По душе пришлось маленькому клену на новом месте. С пригорка, на котором возвышался дом, он восторженно смотрел на черную, жирную, отдыхающую под солнцем пашню; на зеленеющий за ней, наполненный птичьим щебетом лес; на огромное синее небо с беспечно плывущими лохматыми облаками и манящую вдаль желтую дорогу.

Украдкой, стесняясь, поглядывал клен на так понравившуюся ему озорную, с любопытством заглядывающую в хозяйское окно вишню. А она, по весне нарядившись в подвенечное платье, белоснежным манящим облаком кружилась перед ним на ветру и затем, сбросив его, дразнила сочными спелыми ягодами. Быстро подрастая, в жаркий летний день клен заслонял окно спальни от назойливых солнечных лучей и прятал скамейку в прохладной тени под густыми зелеными листьями.

Расплескавшая краски осень вылила на него ярко-желтые, и теперь уже вишня восторженно любовалась им. Обрамленный резным орнаментом конька крыши и наличников, переливаясь на солнце множеством оттенков, золотистым куполом возвышался он возле дома. А когда порывистый осенний ветер бесцеремонно срывал с них одежды – обнаженные, зябко ежась, они тянулись друг к другу, торопя зиму накрыть их белым пушистым одеялом, чтобы, забывшись в сладком сне, проснуться с первыми весенними лучами. Клен стал частью этого дома. Он прирос к нему. И они все вместе – баба Катя, дом и клен с вишней, ждали возвращения Федора.

Сколько вдов и несостоявшихся невест оставила та война? Сережка, родившийся гораздо позже, никогда не задумывался над этим. Ему казалось, что давно остыла и затихла саднящая боль. Затянулись, зарубцевались оставленные войной раны.

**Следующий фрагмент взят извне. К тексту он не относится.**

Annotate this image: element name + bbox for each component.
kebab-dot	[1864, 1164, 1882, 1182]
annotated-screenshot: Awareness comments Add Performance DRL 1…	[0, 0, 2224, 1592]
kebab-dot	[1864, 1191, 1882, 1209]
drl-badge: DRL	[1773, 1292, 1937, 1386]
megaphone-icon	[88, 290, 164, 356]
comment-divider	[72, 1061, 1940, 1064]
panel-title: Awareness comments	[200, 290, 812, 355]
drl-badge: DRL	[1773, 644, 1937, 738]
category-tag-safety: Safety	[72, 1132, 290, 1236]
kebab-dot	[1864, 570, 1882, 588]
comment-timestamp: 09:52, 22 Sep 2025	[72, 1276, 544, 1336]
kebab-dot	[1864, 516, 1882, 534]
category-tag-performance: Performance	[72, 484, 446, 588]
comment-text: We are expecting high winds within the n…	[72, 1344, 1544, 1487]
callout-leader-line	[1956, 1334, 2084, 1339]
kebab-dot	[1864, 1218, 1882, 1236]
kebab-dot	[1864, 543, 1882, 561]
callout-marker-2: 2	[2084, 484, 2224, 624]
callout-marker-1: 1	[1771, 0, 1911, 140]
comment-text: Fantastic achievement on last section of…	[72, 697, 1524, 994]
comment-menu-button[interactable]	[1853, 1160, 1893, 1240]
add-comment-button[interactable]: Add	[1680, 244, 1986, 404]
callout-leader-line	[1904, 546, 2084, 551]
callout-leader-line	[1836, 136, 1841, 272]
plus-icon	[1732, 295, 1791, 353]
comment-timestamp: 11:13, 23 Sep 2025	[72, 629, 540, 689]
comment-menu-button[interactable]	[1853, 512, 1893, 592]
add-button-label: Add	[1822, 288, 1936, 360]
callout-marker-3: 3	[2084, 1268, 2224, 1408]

Та же баба Катя – невысокого роста, легкая, подвижная, с теплыми лучистыми глазами. Ее веселый, звонкий голос слышался везде: в поле на посевной или уборке урожая, на ферме, в сельсовете… Она успевала повсюду, а ведь и домашнее хозяйство требовало немало сил и времени. В деревне не хватало сильных мужских рук, и тяжелая физическая работа легла на хрупкие женские плечи, но Сережке казалось, что свалившиеся на этих женщин беды, все тяготы и невзгоды не смогли погасить в них жизнь. Он видел их поющими озорные частушки и лихо отплясывающими на свадьбах, проводах в армию, 9 Мая, да и на всех других праздниках, которые, как было принято в деревне, отмечали все вместе. Но он не замечал спрятанной в глубине глаз щемящей тоски. Не задумывался, что на смену дневным хлопотам и шумным праздникам, вместе со сгущающимися сумерками, придавливая тяжестью склепа, наваливалось одиночество. Только сейчас, в переполненной безудержной тоской и воспоминаниями комнате, он ощутил всю тяжесть совсем маленькой, но все еще тлеющей надежды. «Ей труднее всех. Тяжелее, чем тем, кто получил похоронку, кто перестал надеяться и ждать», – Сережка представил себя лежащим с открытыми глазами в пустой темной комнате. Он словно окунулся в вязкий, гнетущий, осязаемый мрак, холодным ознобом прильнувший к телу. Почувствовал, как, словно из проруби, потянуло холодом от черных окон. Услышал неистовый злобный вой ветра в печной трубе, гулкое тиканье часов и назойливый, словно бьющаяся муха, стук ветки о стекло.